Equivalently, if the machine has $n$ states
then it can be defined by $2n$ `rules'
\[
R[0,0], R[0,1], R[1,0], R[1,1], \dots ,R[n-1,0], R[n-1,1],
\]
where the rule $R[i,b]$ specifies the action $a = A(i,b)$ to be taken
if the machine is in state $i$ with $b$ in the accumulator,
as well as the new state $j = Q(i,b)$ it moves into.

We code this rule by
\[
\code{R} = \code{a}\Code[j] = \code{a}1^j0,
\]
where $\code{a}$ is the code for the action defined above;
and we code the 2-stack $n$-state machine $S$
\[
\code{S} = \code{R[0,0]}1\code{R[0,1]}1\code{R[1,0]}1\cdots\code{R[n-1,1]}0.
\]

Note that we mark the end of a rule with a $1$,
allowing us to signal the end of the rules with a $0$.

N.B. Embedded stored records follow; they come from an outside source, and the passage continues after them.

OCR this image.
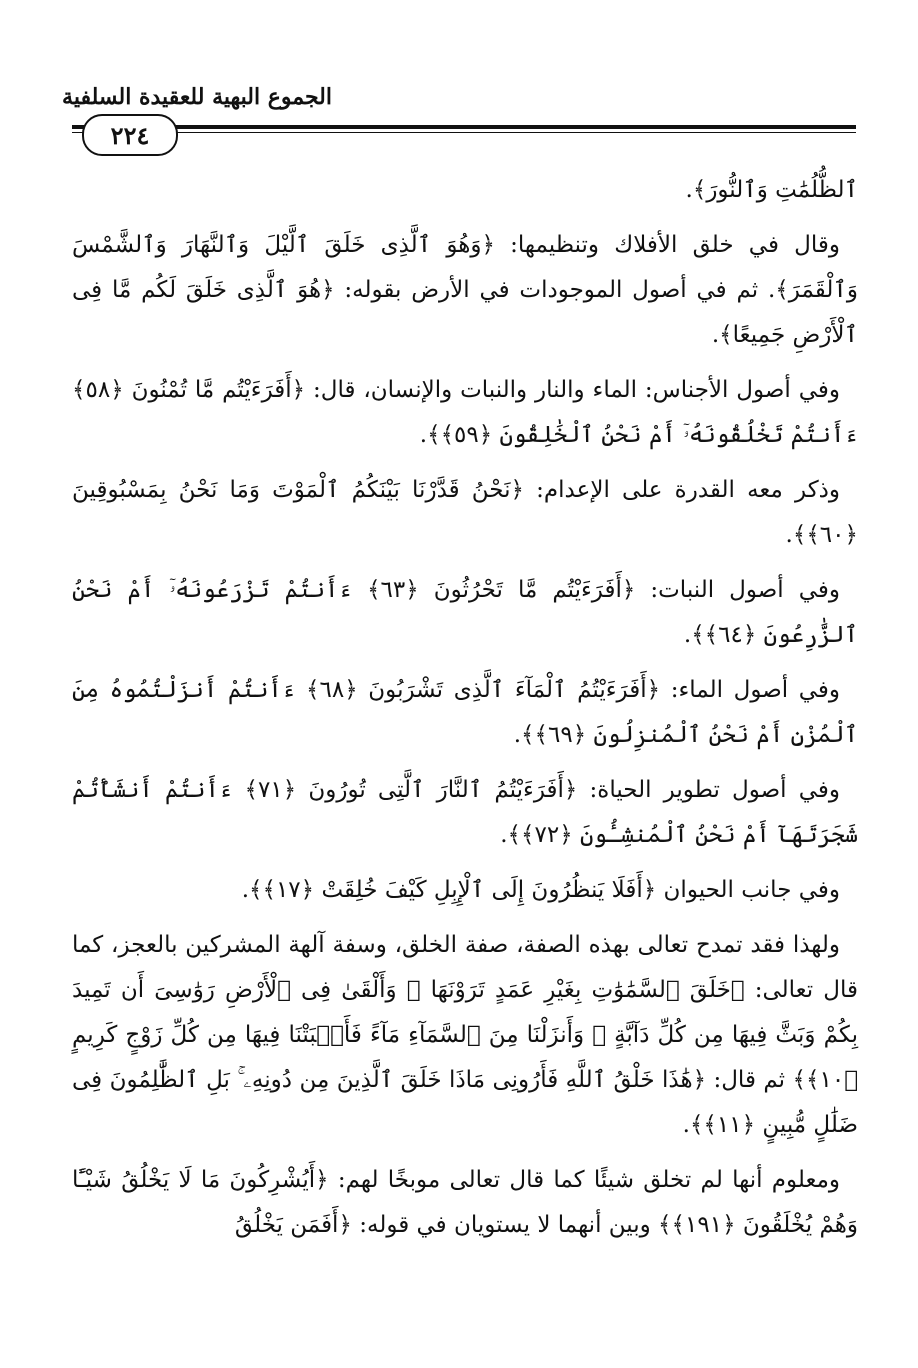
الجموع البهية للعقيدة السلفية
٢٢٤

ٱلظُّلُمَٰتِ وَٱلنُّورَ﴾.

وقال في خلق الأفلاك وتنظيمها: ﴿وَهُوَ ٱلَّذِى خَلَقَ ٱلَّيْلَ وَٱلنَّهَارَ وَٱلشَّمْسَ وَٱلْقَمَرَ﴾. ثم في أصول الموجودات في الأرض بقوله: ﴿هُوَ ٱلَّذِى خَلَقَ لَكُم مَّا فِى ٱلْأَرْضِ جَمِيعًا﴾.

وفي أصول الأجناس: الماء والنار والنبات والإنسان، قال: ﴿أَفَرَءَيْتُم مَّا تُمْنُونَ ﴿٥٨﴾ ءَأَنتُمْ تَخْلُقُونَهُۥٓ أَمْ نَحْنُ ٱلْخَٰلِقُونَ ﴿٥٩﴾﴾.

وذكر معه القدرة على الإعدام: ﴿نَحْنُ قَدَّرْنَا بَيْنَكُمُ ٱلْمَوْتَ وَمَا نَحْنُ بِمَسْبُوقِينَ ﴿٦٠﴾﴾.

وفي أصول النبات: ﴿أَفَرَءَيْتُم مَّا تَحْرُثُونَ ﴿٦٣﴾ ءَأَنتُمْ تَزْرَعُونَهُۥٓ أَمْ نَحْنُ ٱلزَّٰرِعُونَ ﴿٦٤﴾﴾.

وفي أصول الماء: ﴿أَفَرَءَيْتُمُ ٱلْمَآءَ ٱلَّذِى تَشْرَبُونَ ﴿٦٨﴾ ءَأَنتُمْ أَنزَلْتُمُوهُ مِنَ ٱلْمُزْنِ أَمْ نَحْنُ ٱلْمُنزِلُونَ ﴿٦٩﴾﴾.

وفي أصول تطوير الحياة: ﴿أَفَرَءَيْتُمُ ٱلنَّارَ ٱلَّتِى تُورُونَ ﴿٧١﴾ ءَأَنتُمْ أَنشَأْتُمْ شَجَرَتَهَآ أَمْ نَحْنُ ٱلْمُنشِـُٔونَ ﴿٧٢﴾﴾.

وفي جانب الحيوان ﴿أَفَلَا يَنظُرُونَ إِلَى ٱلْإِبِلِ كَيْفَ خُلِقَتْ ﴿١٧﴾﴾.

ولهذا فقد تمدح تعالى بهذه الصفة، صفة الخلق، وسفة آلهة المشركين بالعجز، كما قال تعالى: ﴿خَلَقَ ٱلسَّمَٰوَٰتِ بِغَيْرِ عَمَدٍ تَرَوْنَهَا ۖ وَأَلْقَىٰ فِى ٱلْأَرْضِ رَوَٰسِىَ أَن تَمِيدَ بِكُمْ وَبَثَّ فِيهَا مِن كُلِّ دَآبَّةٍ ۚ وَأَنزَلْنَا مِنَ ٱلسَّمَآءِ مَآءً فَأَنۢبَتْنَا فِيهَا مِن كُلِّ زَوْجٍ كَرِيمٍ ﴿١٠﴾﴾ ثم قال: ﴿هَٰذَا خَلْقُ ٱللَّهِ فَأَرُونِى مَاذَا خَلَقَ ٱلَّذِينَ مِن دُونِهِۦ ۚ بَلِ ٱلظَّٰلِمُونَ فِى ضَلَٰلٍ مُّبِينٍ ﴿١١﴾﴾.

ومعلوم أنها لم تخلق شيئًا كما قال تعالى موبخًا لهم: ﴿أَيُشْرِكُونَ مَا لَا يَخْلُقُ شَيْـًٔا وَهُمْ يُخْلَقُونَ ﴿١٩١﴾﴾ وبين أنهما لا يستويان في قوله: ﴿أَفَمَن يَخْلُقُ
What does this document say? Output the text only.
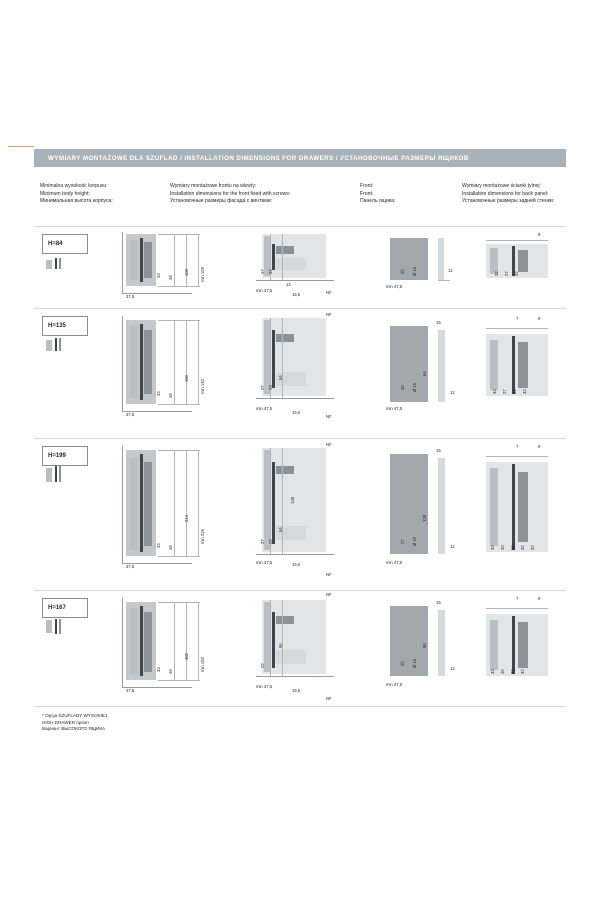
WYMIARY MONTAŻOWE DLA SZUFLAD / INSTALLATION DIMENSIONS FOR DRAWERS / УСТАНОВОЧНЫЕ РАЗМЕРЫ ЯЩИКОВ
Minimalna wysokość korpusu:
Minimum body height:
Минимальная высота корпуса:
Wymiary montażowe frontu na wkręty:
Installation dimensions for the front fixed with screws:
Установочные размеры фасада с винтами:
Front:
Front:
Панель ящика:
Wymiary montażowe ścianki tylnej:
Installation dimensions for back panel:
Установочные размеры задней стенки:
H=84
33 49
100
37,5
min 105	27 22
min 47,5
13
15,5	NF
20 Ø 10
min 47,5
12
9
32 27 32
H=135
33 49
150
37,5
min 140
NF
27 22
64
min 47,5
15,5
NF
20 Ø 10
64
min 47,5
15
12
7	9
32 27 32 32
H=199
33 49
214
37,5
min 226
NF
27 22
64
128
min 47,5	15,5
NF
27 Ø 10
128
min 47,5
15
12
7	9
32 20 64 32 32
H=167
33 49
182
37,5
min 192
NF
22
96
min 47,5
15,5
NF
20 Ø 10
96
min 47,5
15
12
7	9
32 20 32 32
* Opcja SZUFLADY WYSOKIEJ
HIGH DRAWER option
Вариант ВЫСОКОГО ЯЩИКА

Our universal machine $U$ will have the property that
\[
U(\code{S}s) = S(s)
\]
for every 2-stack machine $S$ and every string $s \in \S$.
Note that this implies in particular
that $U(\code{S}s)$ is defined if and only if $S(s)$ is defined.

@* The stack convention.

We follow the (usual) convention
of denoting the contents of a stack
by a string $s$,
with \emph{the top of the stack
corresponding to the end of the string}.
Thus if
\[
"stack"0 = 011,
\]
then bit 1 is on the top of the stack;
so $"pop"0$ would pop the 1 from the top of the stack
and place it in the accumulator, eg
\[
"pop"0: (|accumulator|,"stack"0) = (0,011) \mapsto (1,01),
\]
while
\[
"push"0: (0,011) \mapsto (0,0110).
\]

@* Winding and rewinding.

When we read a string into a stack ---
or transfer a string from one stack to another ---
the order of its bits is reversed:
\[
s \mapsto \overline{s}.
\]
Thus, if we want the string in its original order,
we must transfer it twice.

We shall use the term \emph{winding}
to describe the transfer of a rule (or other string)
from reverse order on one stack (normally stack 2)
to correct order on another stack (normally stack 3);
and we shall use the term \emph{rewinding}
for the converse operation ---
transfer of a string in correct order on stack 3
to reverse order on stack 2. 

When a rule appears in reverse order,
we need to modify its code slightly, to
\[
\overline{\code{R}} = \Code[j] \overline{\code{a}} = 1^j0 \overline{\code{a}};
\]
and we modify the code for the machine similarly to
\[
\overline{\code{S}} = 1\overline{\code{R[n-1,1]}}0\cdots0\overline{\code{R[0,0]}}.\]


@* The 4 stacks and their functions.

Each of the 4 stacks in $U$
is assigned a specific function, as follows: 
\begin{description}
\item[Stack 0]
will hold the contents of $S$'s stack 0.
\item[Stack 1]
will hold the contents of $S$'s stack 1.
\item[Stack 2]
(the \emph{rule stack}) 
will hold the ---
or part of the code ---
$\overline{\Code{S}}$
for the stack machine $S$ begin emulated,
in reverse order
(so that rule $R[0,0]$ is at the top of the stack).
\item[Stack 3]
(the \emph{auxiliary stack}) 
will store part of $\code{S}$
while we examine the appropriate rule on stack 2.
\end{description}

Stacks have the nice property that material can be stored temporarily
on the top of the stack,
provided we ensure that the material is cleared
when we want to access the `real' data at the bottom of the stack.

We use the tops of stacks 0 and 1 in this way.
For example, we store the current $S$-state $i$ temporarily
as a string $01^i$ on top of stack 0;
and we store the current $S$-bit on top of stack 1.
Of course we must remove these temporary strings
before emulating the action of $S$,
which might involve pushing onto or popping from
stacks 0 or 1.

@* Literate programming.

While developping \TeX, 
Donald Knuth introduced what he called ``literate programming'',
a system in which a single file (called a \textsc{Web} file)
contains both documentation and program code.
The \textsc{Web} file can be processed in two ways;
by the program |weave| to produce the documentation
(as for example this document);
or by the program |tangle| to produce the program code.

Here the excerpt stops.